The Cost of Not Doing Wellness
Some employers are still somewhat skeptical about why they should consider wellness. After all, if people don’t want to take care of themselves it’s their problem, right? It’s not your responsibility to watch over your employee’s lifestyle choices. Although there is some truth in that perspective, there is strong evidence that you may have a vested interest in what they do.
Let’s look at what it may be costing you to not do wellness. For instance, how much does it cost you when someone…
- Calls in sick?
- Takes disability?
- Needs a week off for knee replacement surgery?
- Suffers a stroke?
Whether you’re a large employer or small, when people are unhealthy it costs you, and the unhealthier they get, the higher the cost. Insurance premiums aside, illness-related loss of productivity is already costing you even before you look at whether or not your premiums have gone up.
Investing in wellness programs makes financial sense partly because it can impact health care claims, but ESPECIALLY because it will improve productivity and morale. A Wellness Councils of America (Welcoa) report estimates that savings generated from productivity improvements resulting from wellness programs can be 2 to 4 TIMES the annual healthcare cost for the group. Read that again: the $$ you can generate in productivity improvements from wellness initiatives can be 2 to 4 times greater than what you are currently spending as a group on your health care plan.
Where will these savings will come from?
- Fewer sick days (absenteeism)
- Fewer sick-at-work days (presenteeism)
- Reduction in disability claims
- Improvements in task efficiency
- Engaged, healthy employees working harder (read the bit about the Hewitt study below)
Also, an interesting analysis by Hewitt in 2004 showed that companies with sustained double-digit growth are the ones with the highest employee engagement. The employees who are more likely to exert discretionary effort (i.e. going above and beyond) are the same who agree with statements such as, “I love my company,” “I love my boss,” and “I love my job.”
In a nutshell, the genuine efforts you make to improve your employees’ lives will pay back big time.

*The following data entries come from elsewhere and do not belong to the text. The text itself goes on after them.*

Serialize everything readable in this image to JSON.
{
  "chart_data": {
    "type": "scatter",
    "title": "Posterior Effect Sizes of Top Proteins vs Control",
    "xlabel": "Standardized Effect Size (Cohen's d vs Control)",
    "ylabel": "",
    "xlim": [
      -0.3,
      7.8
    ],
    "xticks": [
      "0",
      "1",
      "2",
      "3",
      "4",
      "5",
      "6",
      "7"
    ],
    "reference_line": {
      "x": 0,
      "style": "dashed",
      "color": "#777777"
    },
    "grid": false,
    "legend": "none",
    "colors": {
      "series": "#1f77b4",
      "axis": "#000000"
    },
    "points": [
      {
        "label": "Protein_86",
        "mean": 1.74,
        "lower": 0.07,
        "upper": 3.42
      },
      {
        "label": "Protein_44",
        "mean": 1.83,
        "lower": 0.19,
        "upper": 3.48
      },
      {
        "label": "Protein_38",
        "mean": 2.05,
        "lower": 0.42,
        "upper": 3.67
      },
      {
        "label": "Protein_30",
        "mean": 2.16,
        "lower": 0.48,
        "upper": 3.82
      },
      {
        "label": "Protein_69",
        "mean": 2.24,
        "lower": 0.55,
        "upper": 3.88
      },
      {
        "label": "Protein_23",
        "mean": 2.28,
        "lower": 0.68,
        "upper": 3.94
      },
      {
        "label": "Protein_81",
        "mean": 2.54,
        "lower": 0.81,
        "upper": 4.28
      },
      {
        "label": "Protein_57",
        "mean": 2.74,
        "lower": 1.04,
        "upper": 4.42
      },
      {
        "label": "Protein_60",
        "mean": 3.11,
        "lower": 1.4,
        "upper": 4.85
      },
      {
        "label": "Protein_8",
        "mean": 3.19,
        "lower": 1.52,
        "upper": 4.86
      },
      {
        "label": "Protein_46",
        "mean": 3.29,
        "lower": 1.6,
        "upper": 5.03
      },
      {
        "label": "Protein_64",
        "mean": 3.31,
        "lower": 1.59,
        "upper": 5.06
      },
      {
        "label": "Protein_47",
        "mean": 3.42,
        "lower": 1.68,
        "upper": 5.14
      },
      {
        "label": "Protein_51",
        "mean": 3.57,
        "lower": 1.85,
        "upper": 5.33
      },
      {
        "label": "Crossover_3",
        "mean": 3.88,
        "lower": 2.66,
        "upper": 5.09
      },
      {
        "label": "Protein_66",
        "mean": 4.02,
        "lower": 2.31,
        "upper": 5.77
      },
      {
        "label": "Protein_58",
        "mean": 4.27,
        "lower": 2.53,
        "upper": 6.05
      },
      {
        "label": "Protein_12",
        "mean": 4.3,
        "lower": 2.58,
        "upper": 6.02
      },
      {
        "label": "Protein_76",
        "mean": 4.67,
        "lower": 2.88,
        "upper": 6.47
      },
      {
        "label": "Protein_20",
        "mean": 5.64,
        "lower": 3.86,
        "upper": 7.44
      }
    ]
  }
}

If you need to build a case for the importance of doing wellness, here’s the most important statistic: 74% of health care claims are directly linked to poor lifestyle habits.1 (what is this 1 referencing?) This means that 74% of your claims could have been totally avoided if people were healthier. That could certainly help your premiums!
Still not convinced that wellness is a good idea? Or perhaps you need some numbers to build a case to present to your management team?
Johnson & Johnson:
- Since 1995, the percentage of Johnson & Johnson employees who smoke has dropped by more than two-thirds.
- The number who have high blood pressure or who are physically inactive also has declined by more than half.
- J&J’s leaders estimate that wellness programs have cumulatively saved the company $250 million on health care costs over the past decade.
- From 2002 to 2008, the return was $2.71 for every dollar spent.
MD Anderson Cancer Center:
- In 2001, they created a workers’ compensation and injury care unit staffed by a physician and a nurse case manager.
- Within six years, lost work days declined by 80% and modified-duty days by 64%.
- Cost savings totaled $1.5 million and workers’ comp insurance premiums declined by 50%.
A study by Towers Watson and the National Business Group on Health:
- Organizations with highly effective wellness programs report 9% voluntary attrition vs. 15% for those with low effectiveness.
- At the Biltmore tourism enterprise, voluntary attrition was 9% in 2009, down from 19% in 2005.
- The Biltmore’s director of benefits reports, “Employees who participate in our wellness programs do not leave.”
- Nelnet asks in exit interviews what departing employees will miss most. The number one answer: the wellness program.
Two doctors (Drs. Milani & Lavie) studied the effect of providing cardiac rehabilitation and exercise to a group of 185 workers and their spouses. The participants were not heart patients, but they received cardiac rehabilitation and exercise training from an expert team.
- 57% of people identified as high-risk at the beginning of the study (according to body fat, blood pressure, anxiety, and other measures) were converted to low-risk status by the end of the six-month program.
- Medical claim costs declined by $1,421 per participant.
- A control group showed no such improvements.
- Every dollar invested in the program yielded $6 in health care savings.